Masumiyet yetişkinlerin yitik mirasıdır
Bizim için dünyanın ilk anılarıdır masumiyet, hiçbir zaman izini tam olarak silemeyiz, yok edemeyiz. Ömrümüzün dolunayında birdenbire, bir göz kamaşması olur ve anlarız ki, masumiyet yetişkinlerin yitik mirasıdır. Her birimiz ondan bir parça taşıyoruz, evet. Taşınırken, dönüşürken, yıpranırken, kıyımlara uğrarken, kıyam ederken... Hep bir biçimde kalıyor bizimle. Benim içinse ancak bu yaşımda, buraya geldikten sonra Teşvikiye, bir masumiyet müzesi oldu.
Orhan Pamuk’un son romanı olan ‘Masumiyet Müzesi’ de, evet, büyük ölçüde Teşvikiye’de geçer. Bazen olduğu gibi anlattığı, bazen mecaz olarak ifade ettiği ne kadar ayrıntı varsa, her birini defalarca yaşantımdan geçirdiğimi düşünürüm. Onun romandaki her tasviriyle geçmişimden kalma bir nesne daha dirilip adeta bir put gibi karşıma dikilir ve bana en gizli sırlarını açar. ‘Metal klipsli küçük parlak el çantası’ nasıl romanda asla yalnızca bir çanta değilse... Nasıl başkahraman Kemal’in âşık olduğu tezgâhtar Füsun’un binbir mecazından birine dönüşürse giderek... Ve nasıl Batı değerlerini ödünç alma telaşındaki seçkin bir zümrenin hayat tarzını temsil eden sembollerden biri olmuşsa bütün eğretiliğiyle: O parlak çantanın varoluş serüvenine benim masumiyetimin izleri de düşer durur hem romanda, hem de hayatta.
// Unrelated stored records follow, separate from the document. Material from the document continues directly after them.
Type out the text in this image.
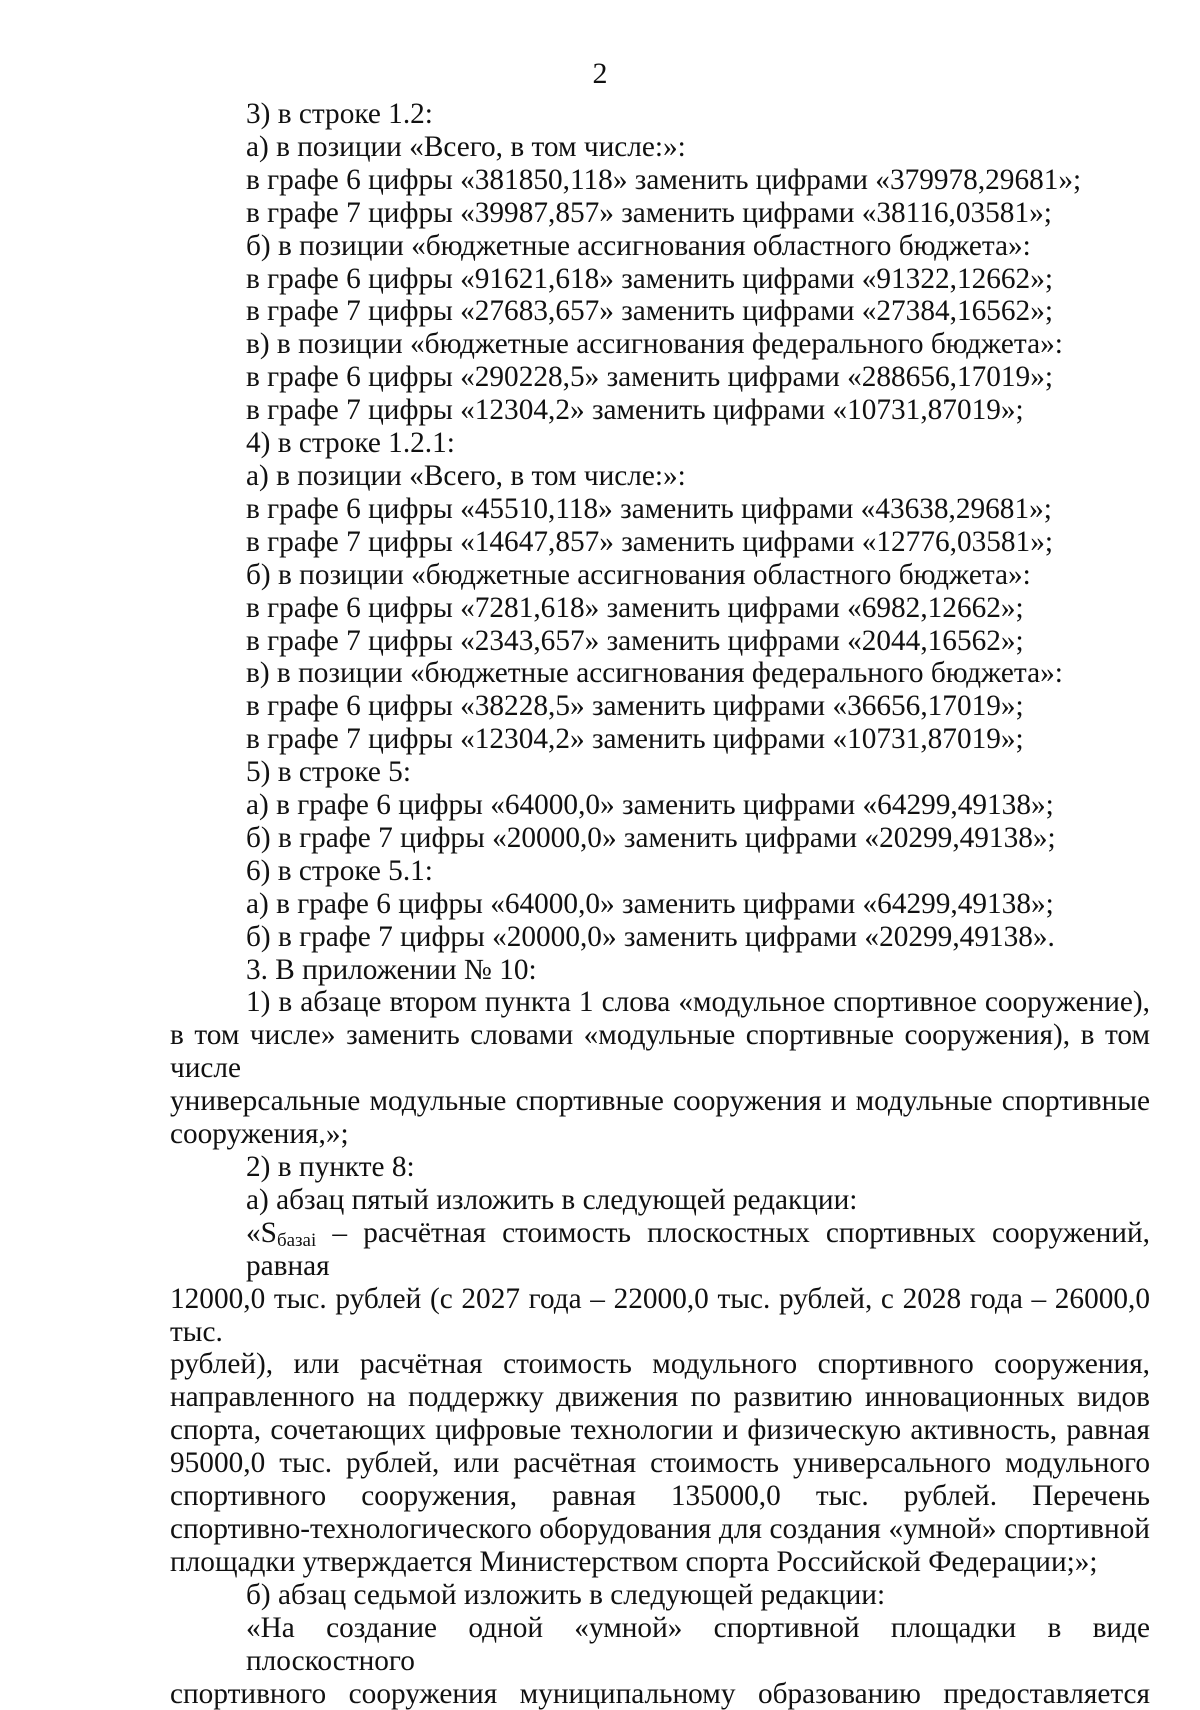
2
3) в строке 1.2:
а) в позиции «Всего, в том числе:»:
в графе 6 цифры «381850,118» заменить цифрами «379978,29681»;
в графе 7 цифры «39987,857» заменить цифрами «38116,03581»;
б) в позиции «бюджетные ассигнования областного бюджета»:
в графе 6 цифры «91621,618» заменить цифрами «91322,12662»;
в графе 7 цифры «27683,657» заменить цифрами «27384,16562»;
в) в позиции «бюджетные ассигнования федерального бюджета»:
в графе 6 цифры «290228,5» заменить цифрами «288656,17019»;
в графе 7 цифры «12304,2» заменить цифрами «10731,87019»;
4) в строке 1.2.1:
а) в позиции «Всего, в том числе:»:
в графе 6 цифры «45510,118» заменить цифрами «43638,29681»;
в графе 7 цифры «14647,857» заменить цифрами «12776,03581»;
б) в позиции «бюджетные ассигнования областного бюджета»:
в графе 6 цифры «7281,618» заменить цифрами «6982,12662»;
в графе 7 цифры «2343,657» заменить цифрами «2044,16562»;
в) в позиции «бюджетные ассигнования федерального бюджета»:
в графе 6 цифры «38228,5» заменить цифрами «36656,17019»;
в графе 7 цифры «12304,2» заменить цифрами «10731,87019»;
5) в строке 5:
а) в графе 6 цифры «64000,0» заменить цифрами «64299,49138»;
б) в графе 7 цифры «20000,0» заменить цифрами «20299,49138»;
6) в строке 5.1:
а) в графе 6 цифры «64000,0» заменить цифрами «64299,49138»;
б) в графе 7 цифры «20000,0» заменить цифрами «20299,49138».
3. В приложении № 10:
1) в абзаце втором пункта 1 слова «модульное спортивное сооружение),
в том числе» заменить словами «модульные спортивные сооружения), в том числе
универсальные модульные спортивные сооружения и модульные спортивные
сооружения,»;
2) в пункте 8:
а) абзац пятый изложить в следующей редакции:
«$S_{базаі}$ – расчётная стоимость плоскостных спортивных сооружений, равная
12000,0 тыс. рублей (с 2027 года – 22000,0 тыс. рублей, с 2028 года – 26000,0 тыс.
рублей), или расчётная стоимость модульного спортивного сооружения,
направленного на поддержку движения по развитию инновационных видов
спорта, сочетающих цифровые технологии и физическую активность, равная
95000,0 тыс. рублей, или расчётная стоимость универсального модульного
спортивного сооружения, равная 135000,0 тыс. рублей. Перечень
спортивно-технологического оборудования для создания «умной» спортивной
площадки утверждается Министерством спорта Российской Федерации;»;
б) абзац седьмой изложить в следующей редакции:
«На создание одной «умной» спортивной площадки в виде плоскостного
спортивного сооружения муниципальному образованию предоставляется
Tahayyül gücüne hitap eden ‘sevme biçimi’
Sevdiğim bir romanı okurken, o romanın bir ömür boyu, bana, kendini okutmuş olduğu hissine kapılırım. Onu okurken, aslında onu yazanın da kendim olduğunu düşünürüm. Bir bakıma okuyan da benimdir, yazan da. Ama ‘ben,’ burada artık sadece bir misaldir. Şahsımdan bağımsız bir varlık olarak!.. Masumiyet Müzesi’nde ise, Kemal’in kimi zaman romantik, bazen çok gerçekçi, bazen inandırıcılıktan uzak, bazen analitik, bazen saplantılı bütün o halden hale geçişleri bende de bir akis oluşturur. Kemal’in okurun kalbinden ziyade tahayyül gücüne hitap eden ‘sevme biçimi’, onu bir seven olarak değil, sevilen olarak canlandırmaya iter beni. Bunu yavaş yavaş açacağım.
Romanda sekiz yıl boyunca sevgilisini bekleyen Kemal’in iç dünyasında geziniriz. Ve bu gezintiyi bir hatırlayış olarak otuz yıl sonra yaparız. Onun sevgisini bir yandan Füsun’un eşyaları üzerinden somutlaştırmaya başlarız ve bir yandan da bu eşyalardaki her bir yansıma bizi yeniden aşkın o soyut, o sır dolu, müphem ve tekinsiz koylarında dolandırır durur. Bazen günler haftalar boyu Kemal’in bekleyişinde donakalırız biz de. Devrilmiş bir ağacın uzun süren ölümünü ya da koca bir taş kütlesinin usul usul yuvarlanışını izler gibi sabırla, tevekkülle.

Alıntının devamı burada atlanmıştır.